While many students already may have quit on their new year’s resolutions, others are still waiting to celebrate their new year.

Tomorrow, January 31, Lunar New Year will be celebrated around the world. It is a holiday celebrated by different Asian cultures and is determined by the lunisolar calendar.
Chinese New Year is celebrated in many Asian countries where Chinese populations flourish. Melody Chan, a senior who used to live in Hong Kong, compares her experiences from Hong Kong to now in America. “I would say Chinese New Year basically sums up Chinese culture. It’s red, loud with money, family and food. It’s like Christmas for the Chinese,” Chan explained. “Also, in Hong Kong they get a whole month off for Chinese New Year because this is the time where people travel back to their hometown.”

The lunar calendar is determined by the moon phase and the time of the solar year. This calendar system is different than the Gregorian calendar that is used here the United States. Celebrations around this time include Vietnamese New Year (Tết Nguyên Đán), Chinese New Year, Korean New Year (Seollal), Monogolian New Year (Tsagaan Sar) and Tibetan New Year.
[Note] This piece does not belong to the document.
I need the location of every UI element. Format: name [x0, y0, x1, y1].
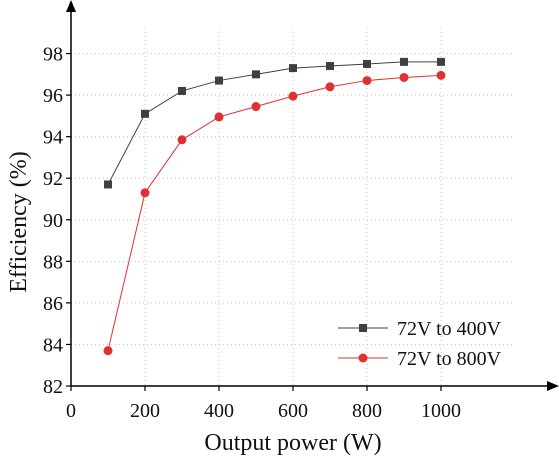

There are many different traditions that are practiced. In Chinatowns such as in Washington D.C, New York City and San Francisco, there are always large festivals on the streets with parades and lion dances.
Traditionally in Hong Kong, Chan would have a traditional breakfast with “New Year’s only” radish and sweet rice cakes made by her grandparents. Afterwards, they would visit family friends and receive red envelopes with money inside. “But now in America we just all gather in a Chinese restaurant or grandparent’s house and have breakfast and collect red envelopes all at once. We are supposed to say something nice and also wishes to another when we ask for a red envelope,” Chan explained.
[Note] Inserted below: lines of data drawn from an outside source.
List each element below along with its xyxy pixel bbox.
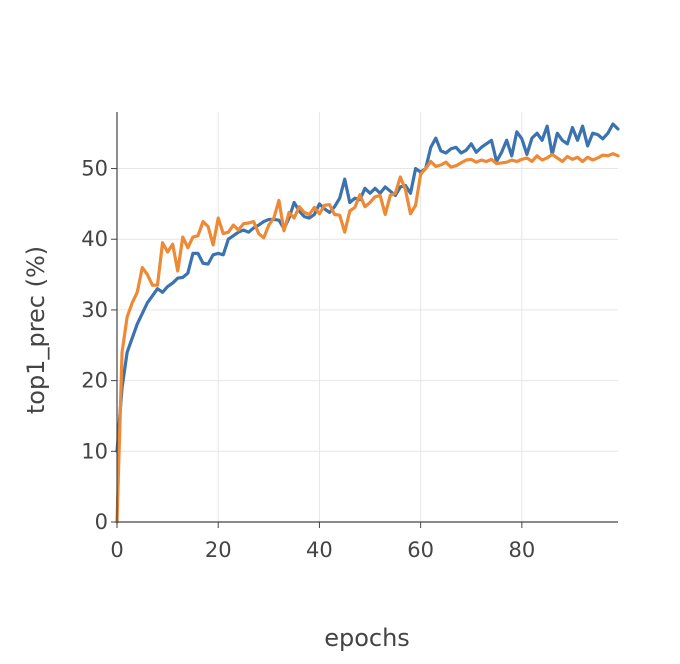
x-tick-label: 80 — [508, 538, 535, 562]
y-tick-label: 50 — [81, 157, 108, 181]
x-tick-label: 0 — [110, 538, 123, 562]
x-tick-label: 20 — [205, 538, 232, 562]
y-tick-label: 30 — [81, 298, 108, 322]
y-tick-label: 20 — [81, 369, 108, 393]
grid — [117, 112, 618, 522]
series-layer — [115, 122, 620, 524]
y-tick-label: 10 — [81, 439, 108, 463]
x-tick-label: 40 — [306, 538, 333, 562]
y-tick-label: 40 — [81, 227, 108, 251]
x-tick-label: 60 — [407, 538, 434, 562]
x-axis-title: epochs — [324, 624, 410, 652]
series-line-1 — [115, 122, 620, 453]
series-line-2 — [115, 152, 620, 524]
y-tick-label: 0 — [95, 510, 108, 534]
y-axis-title: top1_prec (%) — [22, 246, 50, 414]
axes: 0 20 40 60 80 0 10 20 30 40 50 — [81, 112, 618, 562]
Yuna Oh, who celebrates Korean New Year described her experience as getting together with family and friends and eating many traditional foods, including one called “ddeokgguk” which is rice cake soup. This soup symbolizes having a new clean slate for the New Year and is a main dish that every Korean eats. “Some people also wear the traditional clothes called hanbok and bow to the elders and older people in the family, and they give us money when we bow to them,” said Oh. “I think it’s pretty important in Korea but now that I moved here, it’s not as big as it was before.”
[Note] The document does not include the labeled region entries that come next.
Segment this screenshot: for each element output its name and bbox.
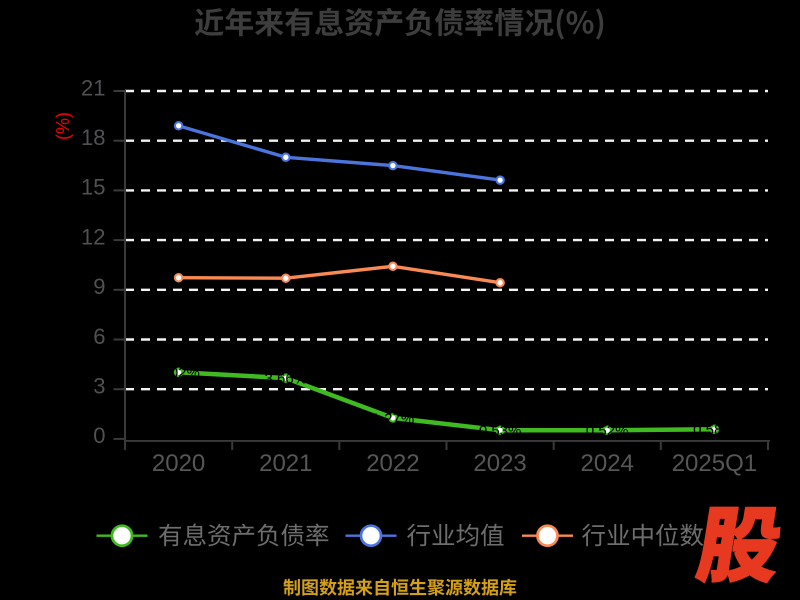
svg-text:2022: 2022 [366,450,419,477]
svg-text:12: 12 [81,224,105,249]
svg-text:0.53%: 0.53% [479,423,522,440]
svg-text:0.52%: 0.52% [586,423,629,440]
svg-text:15: 15 [81,175,105,200]
svg-text:9: 9 [93,274,105,299]
svg-text:2020: 2020 [152,450,205,477]
svg-text:(%): (%) [53,112,73,140]
svg-text:2025Q1: 2025Q1 [672,450,757,477]
svg-text:0: 0 [93,423,105,448]
svg-text:6: 6 [93,324,105,349]
svg-text:4.02%: 4.02% [157,365,200,382]
svg-text:18: 18 [81,125,105,150]
svg-text:0.58%: 0.58% [693,422,736,439]
svg-text:1.27%: 1.27% [372,410,415,427]
svg-text:3: 3 [93,374,105,399]
svg-text:3.66%: 3.66% [265,371,308,388]
svg-text:2024: 2024 [581,450,634,477]
svg-text:2021: 2021 [259,450,312,477]
svg-text:21: 21 [81,75,105,100]
svg-text:2023: 2023 [473,450,526,477]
Celebrating Vietnamese New Year, sophomore Thi Nguyen described her celebrations as going to church for a special mass and then over to a relative’s house to pray for their grandparents and other relatives who have passed away. After they eat, they all line up in front of each relative and wish for them to have good health and to make a lot of money for the New Year. “Once we’re done they give us a red envelope with money inside. Some traditional foods we eat includes moon cakes (banh chung) and sticky rice cake (ban tet). Also, the Vietnamese women wear these nice traditional dresses called ao dai,” Nguyen described.